Though, these days, it seemed almost as if people yearned for the apocalypse. News from Earth came daily, none of it good—yet colonists who had never been there sat glued to their vid-screens, watching someone else’s disaster play out before their eyes. We were safe from the virus, all the way out here on the Rim. The few ships that came from Earth were thoroughly scanned for contaminants. We could sit back in our armchairs and watch someone else’s world shatter like a feature film. Never mind that millions were dying. Thinking about it, I should have known that LifeSciences’ cloning program would win the grant. Earth needed that project, now that the sterility plague had doomed its future. And while its children had spread out across the galaxy, few were willing to come back and help a homeworld they barely knew. The cloning program would give them hope. Flesh and blood hope.

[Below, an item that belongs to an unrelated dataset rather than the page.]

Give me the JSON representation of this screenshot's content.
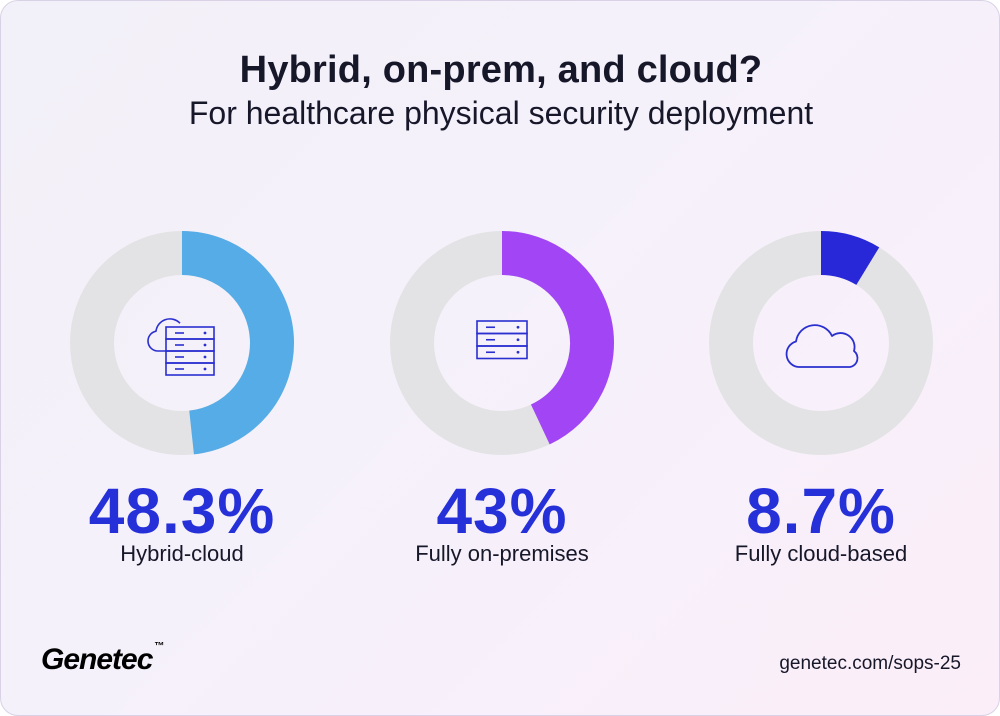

Nobody really wanted my solution. Few thought it acceptable—even on my team—to accept a substitute body made of steel and fiberglass, no matter how beautiful we could make it. I was the only one who truly yearned for that body. That’s why my project had failed—I was the only True Believer on my team. Now the prototype would gather dust in some warehouse, sold as an asset to pay off the debts my company had amassed. My stomach churned as I contemplated the bankruptcy paperwork I’d have to file on the morrow, the visual of my life’s work being packed up haunting me like a ghost.
I’d come so close, and yet I was still so far. If only we’d had more time.
As if hearing my thoughts and forming a response, I heard the honk of a horn and everything flipped. It happened so quickly that I couldn’t even process what was happening until the champagne glass slipped out of my hand and shattered against the window. Nothing was right, and it was then that I realized we’d come to a stop upside-down. The limo rested on its roof, the sounds of the night pouring in through the shattered window. Cries and gasps from the sidewalks. Someone yelled “By the Gods!”, another one chanted in the way of the Oracles, the alien words sounding like nonsense to my ears. For all my years of education, I’d never picked up more than Terran as a language.
A stupid regret to have now, considering all the pain I was in. I pulled a slick hand away from my abdomen and didn’t have to look to know it was bad. The table had splintered and a large wooden stake now pinned me to my seat by way of my abdomen. I didn’t need my three medical degrees and two doctorates to tell me I was dying. I panicked for a moment, before realizing a sense of peace. It was as if the world was going on without me, as if this chaotic, bloody scene at the intersection had never taken place. The sirens seemed distant, as if the ambulances were heading to some other scene and this one was happening in a dimension separate from ours.
“Hang in there. We’ll get you out.” The voice was supposed to be calming, but I felt nothing when the firefighter poked his head in. I knew by the time he operated the jaws of life, it was going to be too late for me. I felt a strange sense of embarrassment for a moment, a sense of humiliation at being seen like this. Regret that they’d never see the real me, not really. She lay on a table at my company, all fiberglass and plexisteel and long, black hair—
—twisted until we believe we are more than we are—
With that thought, the darkness came for me, wrapping me in its embrace like a long-lost lover.